54. Ancak tüketilmesi gereken başvuru yollarının ulaşılabilir olması yanında telafi kabiliyetini haiz ve tüketildiklerinde de başvurucuya, şikâyetlerini gidermede makul başarı şansı tanımaları gerekir. Dolayısıyla mevzuatta bu yollara yer verilmesi tek başına yeterli olmayıp uygulamada da etkili olduklarının gösterilmesi ya da en azından etkili olmadıklarının kanıtlanmamış olması gerekir (Ramazan Aras, B. No: 2012/239, 2/7/2013, § 29)
55. Somut olayda Gaziantep 3. Ağır Ceza Mahkemesinin 2/4/2012 tarihli kararı ile başvurucunun mahkûmiyetine karar verilmiş ve karar, Yargıtay 10. Ceza Dairesinin 28/3/2013 tarihli bozma ilamı ile görev yönünden bozulmuştur. Mahkeme, bunun üzerine tensip incelemesi sonucunda 22/4/2013 tarihinde görevsizlik kararı vererek dosyayı Adana 8. Ağır Ceza Mahkemesine göndermiş; kanun değişikliği nedeniyle tekrar iade edilen davada 25/12/2014 tarihinde nihai kararını vermiştir. Dava, başvuru tarihi itibarıyla ilk derece mahkemesi olarak Adana 8. Ağır Ceza Mahkemesinde derdest olup Anayasa Mahkemesince inceleme yapıldığı tarih itibarıyla da temyiz aşamasındadır. Başvurucu, yargılama süreci içinde Gaziantep 3. Ağır Ceza Mahkemesinin Yargıtay bozma ilamına dayanarak verdiği 22/4/2013 tarihli görevsizlik kararının duruşma açılmaksızın ve Yargıtay bozma ilamı kendisine tebliğ edilmeksizin verildiğinden ve bu şekilde kanuni haklarının kısıtlandığından bahisle ilk derece mahkemelerinde hakkındaki yargılama devam ederken Anayasa Mahkemesine bireysel başvuruda bulunmuştur. Başvurucunun, hakkındaki yargılama sürecinde yapılan uygulamalar nedeniyle adil yargılanma hakkının ihlal edildiği iddiasına ilişkin şikâyetlerini ilk derece mahkemelerinde devam eden yargılama süreçlerinde ve sonrasında temyiz aşamasında ileri sürebilme ve ileri sürmüş ise bu şikâyetlerin bu aşamalarda incelenme imkânı bulunmaktadır. Bu çerçevede başvurucu tarafından derece mahkemelerinin, hakkındaki yargılama ve temyiz süreçleri beklenmeden yargılama sürecindeki adil yargılanma hakkı ihlali şikâyetlerinin bireysel başvuruya konu edildiği görülmüştür.

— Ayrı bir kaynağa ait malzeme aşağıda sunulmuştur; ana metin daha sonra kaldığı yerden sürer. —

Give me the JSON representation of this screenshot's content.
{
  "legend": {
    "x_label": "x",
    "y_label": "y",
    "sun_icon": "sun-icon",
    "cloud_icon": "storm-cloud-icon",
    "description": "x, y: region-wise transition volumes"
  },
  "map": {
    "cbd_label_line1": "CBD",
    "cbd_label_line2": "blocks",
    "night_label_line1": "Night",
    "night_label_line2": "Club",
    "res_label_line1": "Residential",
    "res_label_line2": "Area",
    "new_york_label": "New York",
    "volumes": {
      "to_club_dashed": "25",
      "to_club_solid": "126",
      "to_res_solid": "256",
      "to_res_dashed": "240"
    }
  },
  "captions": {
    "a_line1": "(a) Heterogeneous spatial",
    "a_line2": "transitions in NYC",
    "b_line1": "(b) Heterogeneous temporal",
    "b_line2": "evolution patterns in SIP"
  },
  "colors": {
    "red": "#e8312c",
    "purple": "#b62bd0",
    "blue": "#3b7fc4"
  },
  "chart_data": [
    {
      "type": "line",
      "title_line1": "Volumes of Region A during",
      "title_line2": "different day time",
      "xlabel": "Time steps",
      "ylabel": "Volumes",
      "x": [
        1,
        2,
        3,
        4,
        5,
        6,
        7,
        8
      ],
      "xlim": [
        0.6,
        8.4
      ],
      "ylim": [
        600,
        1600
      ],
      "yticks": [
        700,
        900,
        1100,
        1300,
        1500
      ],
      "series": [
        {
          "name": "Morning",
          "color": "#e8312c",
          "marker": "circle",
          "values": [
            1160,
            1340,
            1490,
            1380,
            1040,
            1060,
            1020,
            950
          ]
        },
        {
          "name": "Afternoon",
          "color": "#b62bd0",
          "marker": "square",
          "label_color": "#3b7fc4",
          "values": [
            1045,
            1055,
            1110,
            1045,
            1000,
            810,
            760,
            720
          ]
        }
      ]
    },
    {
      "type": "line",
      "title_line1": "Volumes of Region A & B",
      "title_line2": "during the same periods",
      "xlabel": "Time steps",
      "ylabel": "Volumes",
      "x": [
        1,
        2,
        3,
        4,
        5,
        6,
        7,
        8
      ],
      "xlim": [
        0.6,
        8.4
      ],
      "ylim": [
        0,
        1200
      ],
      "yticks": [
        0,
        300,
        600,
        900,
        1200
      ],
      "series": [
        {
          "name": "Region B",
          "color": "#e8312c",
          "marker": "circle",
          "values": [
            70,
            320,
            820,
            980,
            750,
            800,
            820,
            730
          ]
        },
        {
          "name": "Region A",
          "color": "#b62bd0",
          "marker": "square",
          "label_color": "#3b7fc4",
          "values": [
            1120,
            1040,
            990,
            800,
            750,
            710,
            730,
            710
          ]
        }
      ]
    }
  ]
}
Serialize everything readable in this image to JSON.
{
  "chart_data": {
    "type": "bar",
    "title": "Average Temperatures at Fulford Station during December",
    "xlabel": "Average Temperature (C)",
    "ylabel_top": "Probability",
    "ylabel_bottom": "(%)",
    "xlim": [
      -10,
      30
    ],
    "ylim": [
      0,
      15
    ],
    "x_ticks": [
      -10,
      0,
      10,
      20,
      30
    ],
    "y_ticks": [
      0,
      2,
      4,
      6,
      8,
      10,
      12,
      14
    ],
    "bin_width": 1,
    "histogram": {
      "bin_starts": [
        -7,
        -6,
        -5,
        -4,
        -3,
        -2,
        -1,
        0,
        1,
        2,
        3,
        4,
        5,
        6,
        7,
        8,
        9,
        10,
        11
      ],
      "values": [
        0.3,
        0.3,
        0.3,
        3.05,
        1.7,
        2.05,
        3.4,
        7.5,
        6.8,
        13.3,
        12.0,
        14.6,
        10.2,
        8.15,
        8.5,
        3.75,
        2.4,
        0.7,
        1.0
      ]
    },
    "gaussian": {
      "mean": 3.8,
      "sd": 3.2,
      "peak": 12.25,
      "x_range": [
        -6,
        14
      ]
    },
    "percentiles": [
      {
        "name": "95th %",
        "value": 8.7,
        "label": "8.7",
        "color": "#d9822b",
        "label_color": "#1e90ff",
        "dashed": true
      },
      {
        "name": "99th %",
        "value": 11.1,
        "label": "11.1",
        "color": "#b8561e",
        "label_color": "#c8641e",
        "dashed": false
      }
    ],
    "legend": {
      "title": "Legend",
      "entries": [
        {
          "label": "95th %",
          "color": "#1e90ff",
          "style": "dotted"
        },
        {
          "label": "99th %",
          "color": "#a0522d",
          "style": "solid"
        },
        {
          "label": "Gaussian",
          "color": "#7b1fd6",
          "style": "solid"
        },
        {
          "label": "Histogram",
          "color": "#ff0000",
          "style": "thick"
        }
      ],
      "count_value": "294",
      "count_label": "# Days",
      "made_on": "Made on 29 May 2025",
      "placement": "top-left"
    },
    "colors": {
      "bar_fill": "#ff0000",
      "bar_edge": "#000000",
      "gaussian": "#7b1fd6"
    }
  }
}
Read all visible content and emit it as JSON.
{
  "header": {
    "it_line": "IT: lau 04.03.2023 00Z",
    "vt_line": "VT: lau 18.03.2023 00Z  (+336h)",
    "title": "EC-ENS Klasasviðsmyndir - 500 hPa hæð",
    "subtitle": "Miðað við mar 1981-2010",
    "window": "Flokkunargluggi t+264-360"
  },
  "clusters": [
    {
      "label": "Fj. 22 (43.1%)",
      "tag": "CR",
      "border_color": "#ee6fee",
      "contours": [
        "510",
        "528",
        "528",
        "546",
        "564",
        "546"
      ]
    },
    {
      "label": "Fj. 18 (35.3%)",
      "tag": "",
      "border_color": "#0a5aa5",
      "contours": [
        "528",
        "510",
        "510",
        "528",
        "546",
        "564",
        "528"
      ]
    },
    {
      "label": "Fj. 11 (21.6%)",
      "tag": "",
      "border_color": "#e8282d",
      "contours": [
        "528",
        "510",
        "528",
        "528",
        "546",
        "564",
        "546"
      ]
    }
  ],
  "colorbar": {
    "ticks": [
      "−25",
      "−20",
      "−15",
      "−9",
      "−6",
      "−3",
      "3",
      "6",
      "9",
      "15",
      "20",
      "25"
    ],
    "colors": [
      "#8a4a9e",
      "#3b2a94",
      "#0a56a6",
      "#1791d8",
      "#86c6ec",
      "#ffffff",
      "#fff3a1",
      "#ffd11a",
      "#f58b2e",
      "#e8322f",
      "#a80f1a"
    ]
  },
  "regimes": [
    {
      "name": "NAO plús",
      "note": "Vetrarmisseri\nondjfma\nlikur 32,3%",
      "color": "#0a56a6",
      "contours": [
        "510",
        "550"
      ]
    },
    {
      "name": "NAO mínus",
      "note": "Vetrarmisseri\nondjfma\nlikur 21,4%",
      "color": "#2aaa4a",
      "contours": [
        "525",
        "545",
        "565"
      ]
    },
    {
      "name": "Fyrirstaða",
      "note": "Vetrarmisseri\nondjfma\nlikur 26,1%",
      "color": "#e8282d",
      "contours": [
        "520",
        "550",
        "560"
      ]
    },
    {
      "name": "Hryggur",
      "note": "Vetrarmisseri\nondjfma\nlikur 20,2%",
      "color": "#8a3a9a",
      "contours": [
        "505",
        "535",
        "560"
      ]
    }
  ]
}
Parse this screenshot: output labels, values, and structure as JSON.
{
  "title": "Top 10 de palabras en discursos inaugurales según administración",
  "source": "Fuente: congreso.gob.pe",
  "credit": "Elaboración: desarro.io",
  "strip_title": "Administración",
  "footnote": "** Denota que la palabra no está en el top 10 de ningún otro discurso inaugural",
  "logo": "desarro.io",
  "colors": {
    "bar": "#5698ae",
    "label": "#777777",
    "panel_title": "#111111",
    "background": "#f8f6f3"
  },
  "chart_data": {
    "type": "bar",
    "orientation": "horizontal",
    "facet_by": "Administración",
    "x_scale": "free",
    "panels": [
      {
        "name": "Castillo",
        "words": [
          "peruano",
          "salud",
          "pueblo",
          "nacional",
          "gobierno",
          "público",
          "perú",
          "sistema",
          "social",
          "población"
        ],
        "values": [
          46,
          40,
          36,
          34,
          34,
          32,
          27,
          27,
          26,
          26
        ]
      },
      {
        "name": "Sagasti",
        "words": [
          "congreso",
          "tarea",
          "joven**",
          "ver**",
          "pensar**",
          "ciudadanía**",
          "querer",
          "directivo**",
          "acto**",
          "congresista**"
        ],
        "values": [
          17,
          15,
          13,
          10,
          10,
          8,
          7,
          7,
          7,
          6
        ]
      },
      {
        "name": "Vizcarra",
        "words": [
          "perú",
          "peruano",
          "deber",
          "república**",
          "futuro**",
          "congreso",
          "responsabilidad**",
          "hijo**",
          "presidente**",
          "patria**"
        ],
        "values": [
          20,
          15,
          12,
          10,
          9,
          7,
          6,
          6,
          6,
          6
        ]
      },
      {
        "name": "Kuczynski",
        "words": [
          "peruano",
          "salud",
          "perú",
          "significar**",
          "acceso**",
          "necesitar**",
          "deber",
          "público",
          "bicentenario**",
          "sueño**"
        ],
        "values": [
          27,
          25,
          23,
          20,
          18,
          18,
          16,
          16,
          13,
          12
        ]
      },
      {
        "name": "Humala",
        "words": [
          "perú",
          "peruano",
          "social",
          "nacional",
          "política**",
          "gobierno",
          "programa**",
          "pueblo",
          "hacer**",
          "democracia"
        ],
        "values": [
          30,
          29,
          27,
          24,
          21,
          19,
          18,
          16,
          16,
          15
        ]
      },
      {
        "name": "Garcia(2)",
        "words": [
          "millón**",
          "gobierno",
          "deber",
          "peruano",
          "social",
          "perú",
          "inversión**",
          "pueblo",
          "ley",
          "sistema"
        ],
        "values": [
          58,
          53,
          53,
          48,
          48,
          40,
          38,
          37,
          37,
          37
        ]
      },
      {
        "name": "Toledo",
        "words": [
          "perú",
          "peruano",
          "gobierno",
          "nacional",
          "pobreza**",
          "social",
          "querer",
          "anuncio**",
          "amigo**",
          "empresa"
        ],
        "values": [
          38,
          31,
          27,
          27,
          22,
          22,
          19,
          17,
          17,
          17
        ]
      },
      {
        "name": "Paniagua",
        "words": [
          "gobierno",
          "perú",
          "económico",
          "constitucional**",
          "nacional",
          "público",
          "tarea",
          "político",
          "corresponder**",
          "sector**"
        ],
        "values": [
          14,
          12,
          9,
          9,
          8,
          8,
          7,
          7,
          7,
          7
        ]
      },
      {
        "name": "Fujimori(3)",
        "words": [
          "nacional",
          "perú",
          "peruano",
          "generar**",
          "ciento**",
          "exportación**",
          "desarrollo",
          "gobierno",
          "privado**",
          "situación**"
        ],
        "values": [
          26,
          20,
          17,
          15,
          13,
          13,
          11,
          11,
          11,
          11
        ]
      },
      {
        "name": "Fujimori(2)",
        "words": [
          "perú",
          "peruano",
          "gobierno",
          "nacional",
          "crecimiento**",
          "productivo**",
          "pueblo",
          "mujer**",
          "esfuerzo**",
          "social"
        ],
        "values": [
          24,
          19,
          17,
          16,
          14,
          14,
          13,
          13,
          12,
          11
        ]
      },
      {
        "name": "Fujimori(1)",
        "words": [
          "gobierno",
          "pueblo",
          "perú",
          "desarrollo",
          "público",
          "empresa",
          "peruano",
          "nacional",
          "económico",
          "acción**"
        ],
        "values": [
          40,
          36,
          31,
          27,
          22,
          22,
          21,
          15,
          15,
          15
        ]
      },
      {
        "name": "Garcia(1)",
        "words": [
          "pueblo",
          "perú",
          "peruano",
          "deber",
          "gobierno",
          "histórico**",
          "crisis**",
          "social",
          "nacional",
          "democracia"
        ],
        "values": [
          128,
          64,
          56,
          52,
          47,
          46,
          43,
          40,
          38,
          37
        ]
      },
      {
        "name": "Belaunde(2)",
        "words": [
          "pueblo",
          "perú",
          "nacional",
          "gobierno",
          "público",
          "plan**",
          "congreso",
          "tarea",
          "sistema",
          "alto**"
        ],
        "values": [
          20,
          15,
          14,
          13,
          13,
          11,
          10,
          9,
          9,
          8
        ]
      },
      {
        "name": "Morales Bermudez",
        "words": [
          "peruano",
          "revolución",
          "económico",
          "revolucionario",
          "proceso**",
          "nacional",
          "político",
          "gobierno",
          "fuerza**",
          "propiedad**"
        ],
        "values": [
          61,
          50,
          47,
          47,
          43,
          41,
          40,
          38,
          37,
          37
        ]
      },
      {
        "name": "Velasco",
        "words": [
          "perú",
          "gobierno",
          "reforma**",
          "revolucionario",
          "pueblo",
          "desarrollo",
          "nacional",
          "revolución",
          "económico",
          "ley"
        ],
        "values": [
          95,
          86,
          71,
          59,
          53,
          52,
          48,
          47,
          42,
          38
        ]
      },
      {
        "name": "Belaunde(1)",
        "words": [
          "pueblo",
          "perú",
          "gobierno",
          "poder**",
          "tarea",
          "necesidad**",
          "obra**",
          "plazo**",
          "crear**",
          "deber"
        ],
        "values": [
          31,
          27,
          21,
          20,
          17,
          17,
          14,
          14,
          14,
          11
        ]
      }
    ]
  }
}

56. Açıklanan nedenlerle ilk derece mahkemeleri ve temyiz mercileri önünde usulüne uygun olarak devam eden başvuru yollarının tüketilmeden temel hak ve özgürlüklerin ihlal edildiği iddiasının bireysel başvuru konusu yapıldığı anlaşıldığından başvurunun bu kısmının başvuru yollarının tüketilmemesi nedeniyle kabul edilemez olduğuna karar verilmesi gerekir.
V. HÜKÜM
Açıklanan gerekçelerle;
A. 1. Kişi hürriyeti ve güvenliği hakkının ihlal edildiğine ilişkin iddianın açıkça dayanaktan yoksun olması,
2. Adil yargılanma hakkının ihlal edildiğine ilişkin iddianın başvuru yollarının tüketilmemesi nedenleriyle KABUL EDİLEMEZ OLDUĞUNA,
B. Yargılama giderlerinin başvurucu üzerinde bırakılmasına
1/12/2015 tarihinde OYBİRLİĞİYLE karar verildi.